The chatter around Your Nation's Capital among the cognoscenti, the intelligentsia, and smarty-pantses over the past 24 hours was: Is there any real meaning to the House vote to repeal Obamacare?

That may not be as poetic as Paul Simon's lyric from his 1966 song Dangling Conversation: We speak of things that matter;
With words that must be said:

"Can analysis be worthwhile;
Is the theater really dead?"

The answer might have been "No. It was all eye wash," but the House Republican Policy Committee followed right on the heels of that vote with a list of programs and policies which, if adopted, would save $2.5 trillion (with a "T") over the next 10 years.
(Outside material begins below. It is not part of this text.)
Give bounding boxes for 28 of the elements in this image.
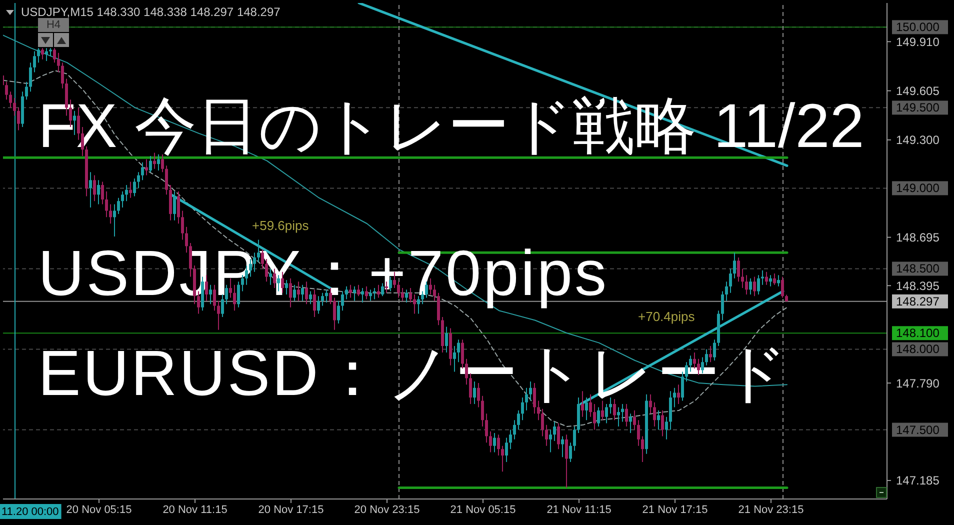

Someone far wiser than I once said that every line in the United States Internal Revenue Code has a constituent. So it is with every dollar which is spent by the Federal government.
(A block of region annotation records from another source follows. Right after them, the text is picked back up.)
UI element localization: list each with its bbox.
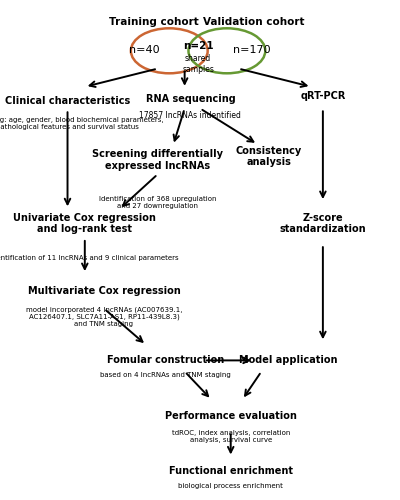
Text: Functional enrichment: Functional enrichment	[169, 466, 293, 476]
Text: 17857 lncRNAs indentified: 17857 lncRNAs indentified	[140, 111, 241, 120]
Text: biological process enrichment: biological process enrichment	[178, 483, 283, 489]
Text: RNA sequencing: RNA sequencing	[146, 94, 235, 104]
Text: Performance evaluation: Performance evaluation	[165, 410, 297, 420]
Text: Multivariate Cox regression: Multivariate Cox regression	[28, 286, 180, 296]
Text: Identification of 11 lncRNAs and 9 clinical parameters: Identification of 11 lncRNAs and 9 clini…	[0, 256, 179, 262]
Text: Z-score
standardization: Z-score standardization	[280, 213, 366, 234]
Text: Validation cohort: Validation cohort	[203, 17, 304, 27]
Text: n=170: n=170	[233, 45, 271, 55]
Text: Screening differentially
expressed lncRNAs: Screening differentially expressed lncRN…	[92, 149, 223, 171]
Text: including: age, gender, blood biochemical parameters,
pathological features and : including: age, gender, blood biochemica…	[0, 117, 163, 130]
Text: Training cohort: Training cohort	[109, 17, 199, 27]
Text: Model application: Model application	[239, 356, 338, 366]
Text: Clinical characteristics: Clinical characteristics	[5, 96, 130, 106]
Text: based on 4 lncRNAs and TNM staging: based on 4 lncRNAs and TNM staging	[100, 372, 231, 378]
Text: model incorporated 4 lncRNAs (AC007639.1,
AC126407.1, SLC7A11-AS1, RP11-439L8.3): model incorporated 4 lncRNAs (AC007639.1…	[26, 306, 182, 327]
Text: qRT-PCR: qRT-PCR	[300, 92, 346, 102]
Text: tdROC, index analysis, correlation
analysis, survival curve: tdROC, index analysis, correlation analy…	[172, 430, 290, 443]
Text: Identification of 368 upregulation
and 27 downregulation: Identification of 368 upregulation and 2…	[99, 196, 216, 209]
Text: n=40: n=40	[129, 45, 160, 55]
Text: n=21: n=21	[183, 42, 213, 51]
Text: shared
samples: shared samples	[182, 54, 214, 74]
Text: Fomular construction: Fomular construction	[107, 356, 224, 366]
Text: Univariate Cox regression
and log-rank test: Univariate Cox regression and log-rank t…	[13, 213, 156, 234]
Text: Consistency
analysis: Consistency analysis	[236, 146, 302, 167]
Here are some of the big cuts:

A 15 percent reduction in the number of civilian Federal employees. This would be accomplished by attrition rather than outright firings. According to the plan only one employee could be hired for every two who left until the reduction number was met. The Committee doesn't break out the amount which would be saved, but says it is part of the overall $2.29 trillion in discretionary spending cuts over 10 years.It also doesn't say whether it applies just to the Executive Branch, or also would be applied to the Legislative and Judicial Branches.
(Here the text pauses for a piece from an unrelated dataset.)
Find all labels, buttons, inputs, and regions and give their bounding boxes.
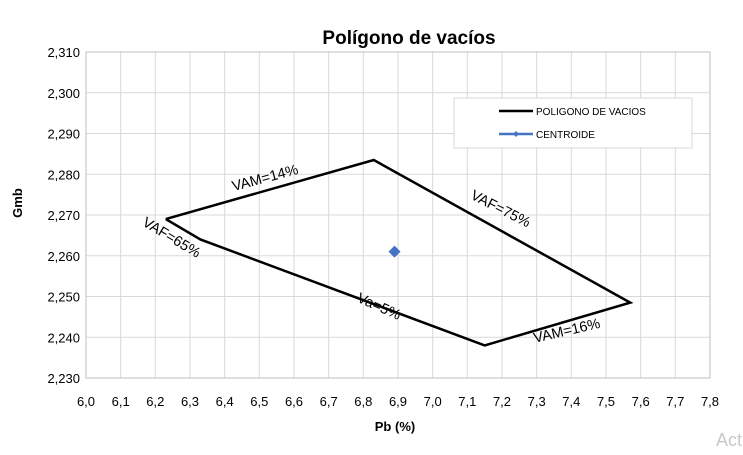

Some cuts are called for in programs I didn't even know existed. As an example, cutting out the "Hope VI Program" will save $250 million per year. I looked it up for you. According to the HUD.GOV web page: "The HOPE VI Program was developed as a result of recommendations by National Commission on Severely Distressed Public Housing, which was charged with proposing a National Action Plan to eradicate severely distressed public housing."

There. Now you know as much as I do.

Amtrak is heavily subsidized. To the tune of $1.565 billion per year. Let's round down to $1.5 billion per year. I use Amtrak to travel to New York from Washington, DC, but I don't think I'm worth a billion and a half per.

The plan calls for cutting the Federal Travel Budget in half which will save $7.5 billion per year. Again, it is not clear whether this includes Congressional travel, but I have a suggestion: Only allow members of the House and Senate to travel to their home States or Districts six times per year on the public dole. More than that, they have to use campaign funds.